Hindustan Times (Chandigarh)

Stranded in Tahiti, man sails 6,000km to reach Australia

- Bloomberg letters@hindustant­imes.com

SYDNEY: Stuck in Tahiti with no available flights, Paul Stratfold was running out of time to get back home to Australia and renew his residency visa. The Briton decided his best option was to sail 6,000km across the southern Pacific Ocean, a solo voyage that took almost a month.

A profession­al sailor, the 41-year-old had done nothing of this magnitude before. Stratfold’s 50-foot yacht was battered by a storm for two days and he slept no more than 40 minutes at a time to reduce the risk of collisions. “It was the only way I could get home,” he said in an interview. He reached Southport in Queensland on July 3.

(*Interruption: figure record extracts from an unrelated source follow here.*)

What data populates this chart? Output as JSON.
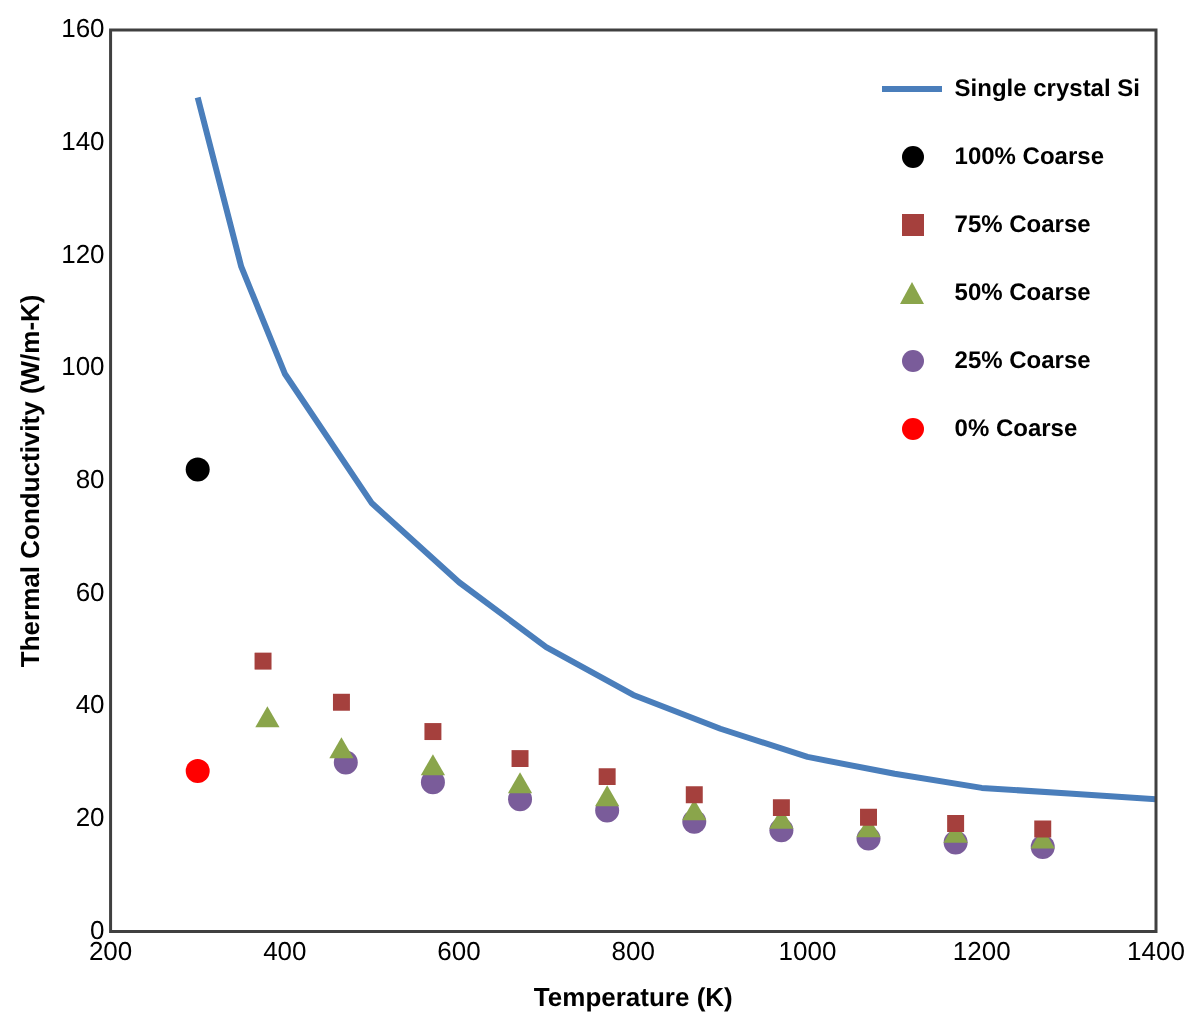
{
  "chart_data": {
    "type": "scatter",
    "xlabel": "Temperature (K)",
    "ylabel": "Thermal Conductivity (W/m-K)",
    "xlim": [
      200,
      1400
    ],
    "xticks": [
      200,
      400,
      600,
      800,
      1000,
      1200,
      1400
    ],
    "ylim": [
      0,
      160
    ],
    "yticks": [
      0,
      20,
      40,
      60,
      80,
      100,
      120,
      140,
      160
    ],
    "grid": false,
    "legend": "top right",
    "series": [
      {
        "name": "Single crystal Si",
        "type": "line",
        "marker": "none",
        "color": "#4a7ebb",
        "x": [
          300,
          350,
          400,
          500,
          600,
          700,
          800,
          900,
          1000,
          1100,
          1200,
          1300,
          1400
        ],
        "values": [
          148,
          118,
          99,
          76,
          62,
          50.5,
          42,
          36,
          31,
          28,
          25.5,
          24.5,
          23.5
        ]
      },
      {
        "name": "100% Coarse",
        "marker": "circle",
        "color": "#000000",
        "x": [
          300
        ],
        "values": [
          82
        ]
      },
      {
        "name": "75% Coarse",
        "marker": "square",
        "color": "#a5403d",
        "x": [
          375,
          465,
          570,
          670,
          770,
          870,
          970,
          1070,
          1170,
          1270
        ],
        "values": [
          48,
          40.7,
          35.5,
          30.7,
          27.5,
          24.3,
          22,
          20.3,
          19.2,
          18.2
        ]
      },
      {
        "name": "50% Coarse",
        "marker": "triangle",
        "color": "#8aa54b",
        "x": [
          380,
          465,
          570,
          670,
          770,
          870,
          970,
          1070,
          1170,
          1270
        ],
        "values": [
          37.5,
          32,
          29,
          25.8,
          23.5,
          21,
          19.5,
          18,
          17,
          16
        ]
      },
      {
        "name": "25% Coarse",
        "marker": "circle",
        "color": "#7a5c9a",
        "x": [
          470,
          570,
          670,
          770,
          870,
          970,
          1070,
          1170,
          1270
        ],
        "values": [
          30,
          26.5,
          23.5,
          21.5,
          19.5,
          18,
          16.5,
          15.8,
          15
        ]
      },
      {
        "name": "0% Coarse",
        "marker": "circle",
        "color": "#ff0000",
        "x": [
          300
        ],
        "values": [
          28.5
        ]
      }
    ]
  }
}
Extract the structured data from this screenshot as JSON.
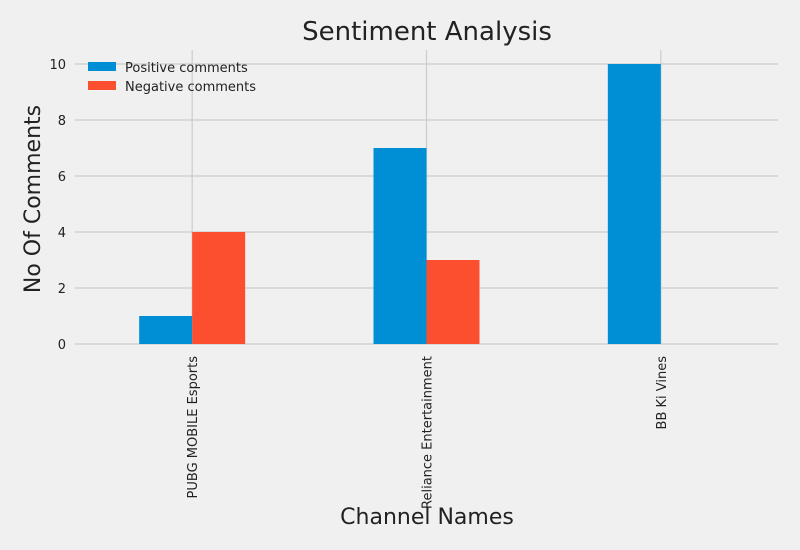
{
  "chart_data": {
    "type": "bar",
    "title": "Sentiment Analysis",
    "xlabel": "Channel Names",
    "ylabel": "No Of Comments",
    "categories": [
      "PUBG MOBILE Esports",
      "Reliance Entertainment",
      "BB Ki Vines"
    ],
    "series": [
      {
        "name": "Positive comments",
        "values": [
          1,
          7,
          10
        ],
        "color": "#008fd5"
      },
      {
        "name": "Negative comments",
        "values": [
          4,
          3,
          0
        ],
        "color": "#fc4f30"
      }
    ],
    "ylim": [
      0,
      10.5
    ],
    "yticks": [
      0,
      2,
      4,
      6,
      8,
      10
    ],
    "grid": true,
    "legend_position": "top-left"
  }
}
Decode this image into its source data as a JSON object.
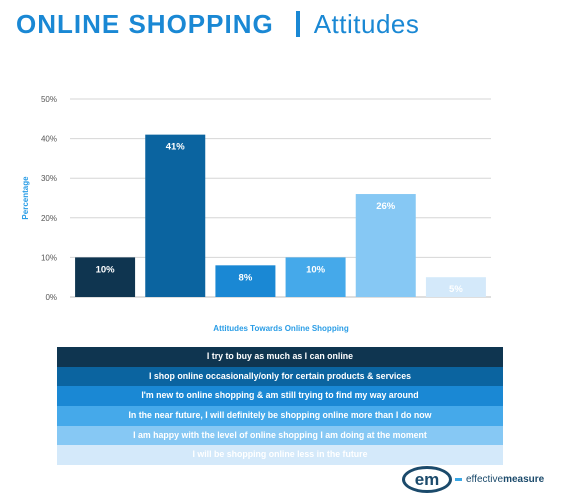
{
  "header": {
    "title": "ONLINE SHOPPING",
    "subtitle": "Attitudes"
  },
  "chart_data": {
    "type": "bar",
    "categories": [
      "I try to buy as much as I can online",
      "I shop online occasionally/only for certain products & services",
      "I'm new to online shopping & am still trying to find my way around",
      "In the near future, I will definitely be shopping online more than I do now",
      "I am happy with the level of online shopping I am doing at the moment",
      "I will be shopping online less in the future"
    ],
    "values": [
      10,
      41,
      8,
      10,
      26,
      5
    ],
    "value_labels": [
      "10%",
      "41%",
      "8%",
      "10%",
      "26%",
      "5%"
    ],
    "colors": [
      "#0f3550",
      "#0b64a0",
      "#1a88d4",
      "#45a9ea",
      "#86c8f4",
      "#d4e9fa"
    ],
    "label_colors": [
      "#ffffff",
      "#ffffff",
      "#ffffff",
      "#ffffff",
      "#ffffff",
      "#ffffff"
    ],
    "xlabel": "Attitudes Towards Online Shopping",
    "ylabel": "Percentage",
    "ylim": [
      0,
      50
    ],
    "yticks": [
      "0%",
      "10%",
      "20%",
      "30%",
      "40%",
      "50%"
    ],
    "grid": true,
    "legend_position": "bottom"
  },
  "logo": {
    "mark": "em",
    "text_part1": "effective",
    "text_part2": "measure"
  }
}
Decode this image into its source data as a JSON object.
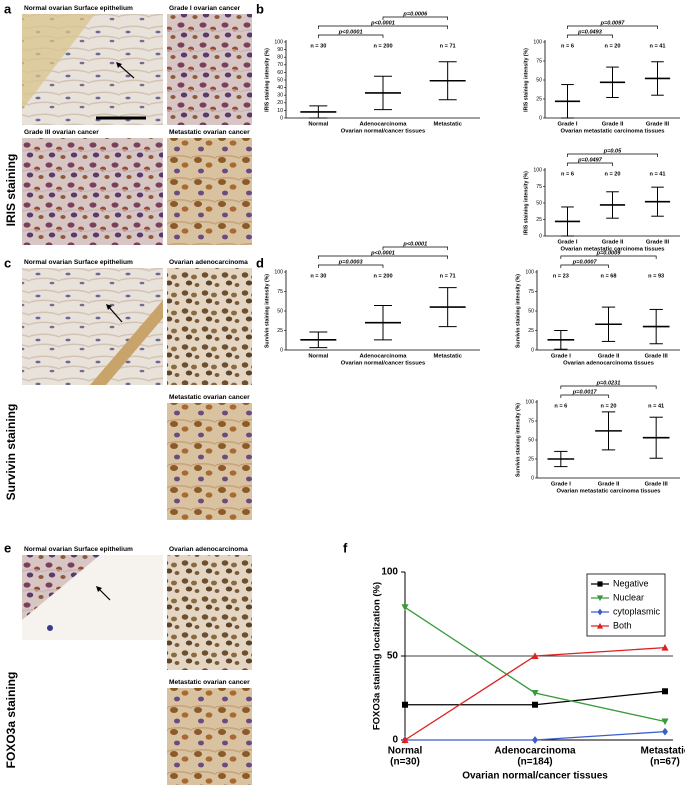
{
  "panels": [
    {
      "letter": "a",
      "label": "IRIS staining",
      "images": [
        "Normal ovarian Surface epithelium",
        "Grade I ovarian cancer",
        "Grade III ovarian cancer",
        "Metastatic ovarian cancer"
      ]
    },
    {
      "letter": "c",
      "label": "Survivin staining",
      "images": [
        "Normal ovarian Surface epithelium",
        "Ovarian adenocarcinoma",
        "Metastatic ovarian cancer"
      ]
    },
    {
      "letter": "e",
      "label": "FOXO3a staining",
      "images": [
        "Normal ovarian Surface epithelium",
        "Ovarian adenocarcinoma",
        "Metastatic ovarian cancer"
      ]
    }
  ],
  "chart_data": [
    {
      "type": "dotplot",
      "panel": "b",
      "ylabel": "IRIS staining intensity (%)",
      "xlabel": "Ovarian normal/cancer tissues",
      "categories": [
        "Normal",
        "Adenocarcinoma",
        "Metastatic"
      ],
      "n_labels": [
        "n = 30",
        "n = 200",
        "n = 71"
      ],
      "values": [
        8,
        33,
        49
      ],
      "errors": [
        8,
        22,
        25
      ],
      "ylim": [
        0,
        100
      ],
      "yticks": [
        0,
        10,
        20,
        30,
        40,
        50,
        60,
        70,
        80,
        90,
        100
      ],
      "comparisons": [
        {
          "groups": [
            "Normal",
            "Adenocarcinoma"
          ],
          "label": "p<0.0001"
        },
        {
          "groups": [
            "Normal",
            "Metastatic"
          ],
          "label": "p<0.0001"
        },
        {
          "groups": [
            "Adenocarcinoma",
            "Metastatic"
          ],
          "label": "p=0.0006"
        }
      ]
    },
    {
      "type": "dotplot",
      "ylabel": "IRIS staining intensity (%)",
      "xlabel": "Ovarian metastatic carcinoma tissues",
      "categories": [
        "Grade I",
        "Grade II",
        "Grade III"
      ],
      "n_labels": [
        "n = 6",
        "n = 20",
        "n = 41"
      ],
      "values": [
        22,
        47,
        52
      ],
      "errors": [
        22,
        20,
        22
      ],
      "ylim": [
        0,
        100
      ],
      "yticks": [
        0,
        25,
        50,
        75,
        100
      ],
      "comparisons": [
        {
          "groups": [
            "Grade I",
            "Grade II"
          ],
          "label": "p=0.0493"
        },
        {
          "groups": [
            "Grade I",
            "Grade III"
          ],
          "label": "p=0.0097"
        }
      ]
    },
    {
      "type": "dotplot",
      "ylabel": "IRIS staining intensity (%)",
      "xlabel": "Ovarian metastatic carcinoma tissues",
      "categories": [
        "Grade I",
        "Grade II",
        "Grade III"
      ],
      "n_labels": [
        "n = 6",
        "n = 20",
        "n = 41"
      ],
      "values": [
        22,
        47,
        52
      ],
      "errors": [
        22,
        20,
        22
      ],
      "ylim": [
        0,
        100
      ],
      "yticks": [
        0,
        25,
        50,
        75,
        100
      ],
      "comparisons": [
        {
          "groups": [
            "Grade I",
            "Grade II"
          ],
          "label": "p=0.0497"
        },
        {
          "groups": [
            "Grade I",
            "Grade III"
          ],
          "label": "p=0.05"
        }
      ]
    },
    {
      "type": "dotplot",
      "panel": "d",
      "ylabel": "Survivin staining intensity (%)",
      "xlabel": "Ovarian normal/cancer tissues",
      "categories": [
        "Normal",
        "Adenocarcinoma",
        "Metastatic"
      ],
      "n_labels": [
        "n = 30",
        "n = 200",
        "n = 71"
      ],
      "values": [
        13,
        35,
        55
      ],
      "errors": [
        10,
        22,
        25
      ],
      "ylim": [
        0,
        100
      ],
      "yticks": [
        0,
        25,
        50,
        75,
        100
      ],
      "comparisons": [
        {
          "groups": [
            "Normal",
            "Adenocarcinoma"
          ],
          "label": "p=0.0003"
        },
        {
          "groups": [
            "Normal",
            "Metastatic"
          ],
          "label": "p<0.0001"
        },
        {
          "groups": [
            "Adenocarcinoma",
            "Metastatic"
          ],
          "label": "p<0.0001"
        }
      ]
    },
    {
      "type": "dotplot",
      "ylabel": "Survivin staining intensity (%)",
      "xlabel": "Ovarian adenocarcinoma tissues",
      "categories": [
        "Grade I",
        "Grade II",
        "Grade III"
      ],
      "n_labels": [
        "n = 23",
        "n = 68",
        "n = 93"
      ],
      "values": [
        13,
        33,
        30
      ],
      "errors": [
        12,
        22,
        22
      ],
      "ylim": [
        0,
        100
      ],
      "yticks": [
        0,
        25,
        50,
        75,
        100
      ],
      "comparisons": [
        {
          "groups": [
            "Grade I",
            "Grade II"
          ],
          "label": "p=0.0007"
        },
        {
          "groups": [
            "Grade I",
            "Grade III"
          ],
          "label": "p=0.0009"
        }
      ]
    },
    {
      "type": "dotplot",
      "ylabel": "Survivin staining intensity (%)",
      "xlabel": "Ovarian metastatic carcinoma tissues",
      "categories": [
        "Grade I",
        "Grade II",
        "Grade III"
      ],
      "n_labels": [
        "n = 6",
        "n = 20",
        "n = 41"
      ],
      "values": [
        25,
        62,
        53
      ],
      "errors": [
        10,
        25,
        27
      ],
      "ylim": [
        0,
        100
      ],
      "yticks": [
        0,
        25,
        50,
        75,
        100
      ],
      "comparisons": [
        {
          "groups": [
            "Grade I",
            "Grade II"
          ],
          "label": "p=0.0017"
        },
        {
          "groups": [
            "Grade I",
            "Grade III"
          ],
          "label": "p=0.0231"
        }
      ]
    },
    {
      "type": "line",
      "panel": "f",
      "ylabel": "FOXO3a staining localization (%)",
      "xlabel": "Ovarian normal/cancer tissues",
      "categories": [
        "Normal",
        "Adenocarcinoma",
        "Metastatic"
      ],
      "category_notes": [
        "(n=30)",
        "(n=184)",
        "(n=67)"
      ],
      "ylim": [
        0,
        100
      ],
      "yticks": [
        0,
        50,
        100
      ],
      "hline": 50,
      "legend": "upper right",
      "series": [
        {
          "name": "Negative",
          "color": "#000000",
          "marker": "square",
          "values": [
            21,
            21,
            29
          ]
        },
        {
          "name": "Nuclear",
          "color": "#3a9a3a",
          "marker": "triangle-down",
          "values": [
            79,
            28,
            11
          ]
        },
        {
          "name": "cytoplasmic",
          "color": "#3a5fcd",
          "marker": "diamond",
          "values": [
            0,
            0,
            5
          ]
        },
        {
          "name": "Both",
          "color": "#e02020",
          "marker": "triangle",
          "values": [
            0,
            50,
            55
          ]
        }
      ]
    }
  ]
}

Desperate journeys like this, along with tales of tragedy and separation, are increasing­ly common as the pandemic wears on, especially where government­s persist with hardline quarantine­s and border controls.

Nearly two years into the crisis, tens of thousands of frustrated citizens of nations such as Australia and New Zealand remain stranded overseas, unable to secure flights back to their homelands and one of the few slots allocated for compulsory hotel quarantine.

Mandatory quarantine­s helped insulate so-called Covid Zero nations from the worst of the pandemic by keeping out the virus. But as other parts of the world start to move on and reopen, maintainin­g these costly systems is becoming less tenable, and cracks are starting to show.

Under siege from an outbreak of the delta variant after a single case evaded its border curbs, Australia has repeatedly slashed its quarantine quota, with fewer than 3,000 overseas arrivals allowed in each week. That’s for a nation of 25 million known for its widespread diaspora.

The lengths taken by those stranded are in stark contrast to many other parts of the world, where vaccinatio­ns are ticking higher and border restrictio­ns are easing, or were never really imposed at all.

Locking down countries and eradicatin­g the virus domestical­ly should only be a stop-gap measure until vaccinatio­n rates increase, according to immunologi­st Graham Le Gros, director of the Malaghan Institute of Medical Research in Wellington, New Zealand.

“Eliminatio­n has run its course,” he said. “It’s destroying the fabric of society.”